Algorithms – Quicksort and Middle Pivot Explained

algorithmssorting

I am having a head ache understanding quicksort with middle pivot. I found lot of explanations about using left most or right most, but not many about a middle one.

Can I safely assume these?:

  1. If left and right pointers meet at the same position, means that the
    element at that position is at its final sorted position, so I can split the list in two without including that element (list1 length + list2 length = list length -1).
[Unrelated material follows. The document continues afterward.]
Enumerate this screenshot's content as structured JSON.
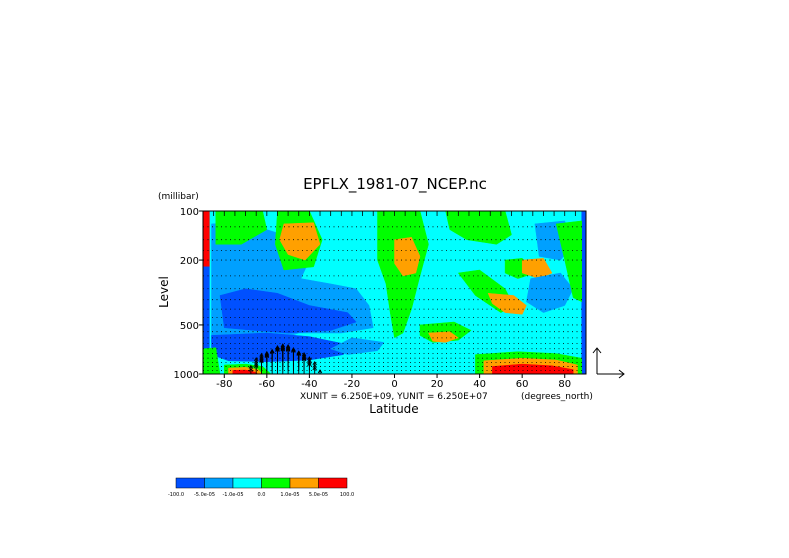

  2. If left and right cross each other ( so left > right), means that no
    element is at its final sorted position yet, so I must split the list in two using left and right as boundaries ( list1 length + list2 length = list length).

Is this right?

Thanks.

Update : The reason why I want to use a middle pivot, is to implement the "median algorithm" that increases QS speed. In this techique, the pivot is selected by approximating the list middle value: http://www.brpreiss.com/books/opus4/html/page500.html

Best Answer

If the array is randomly shuffled, then in theory, one item in the list is as good as another, which means we can pick according to what is most convenient for us. However, it should be said that a middle item would be better suited when the array is almost sorted (or otherwise quicksort would take O(n^2) time). The reason for us to take the middle item is because it is likely representative of an item in which half is less and half is more in this case, and if it were random, it wouldn't make much difference otherwise, would it?

For the sake of this example, lets assume the array is randomly shuffled and so we arbitrarily name the right-most item in the list as the pivot. Starting from the left, compare that number with the pivot. If the number is less than the pivot, go to the next number. If the number is greater than the pivot then you do the following:

If the pivot is not adjacent to the current number, then the pivot switches with its left neighbor. The current number then swaps with the new slot created to the right of the new pivot. If the pivot is adjacent to the current number, then it simply switches position with the current number.

Continue these steps until the index of the current number is equal to or greater than the index of the pivot. Once this is done, perform a recursive call to a sublist of everything on the left side of the pivot and another call to a sublist of everything on the right side of the pivot (assuming length of sublist is 2 or greater).

Lets look at an example:

1 4 8 9 2 3 5

5 is our pivot. Starting with index 0, we get the following operations:

1 4 8 9 2 3 5
^           *
1 4 8 9 2 3 5
  ^         *
1 4 3 9 2 5 8
    ^     *
1 4 3 9 2 5 8
    ^     *
1 4 3 2 5 9 8
      ^ * 
1 4 3 2 5 9 8
      ^ * 

End of first pass: Recursive call to left-hand sublist:

1 4 3 2 
^     *
1 3 2 4 
  ^ *  
1 2 3 4 
  ^ *  

And recursive call to right-hand sublist:

9 8  
^ *
8 9  
* ^

I hope that clarifies things. Notice how if the current number was greater than the pivot, the current number did not increment. This is because it is replaced with another number which has not yet been handled, and so it too must be checked. I know it isn't exactly what you were doing with middle pivot, but this works just as well.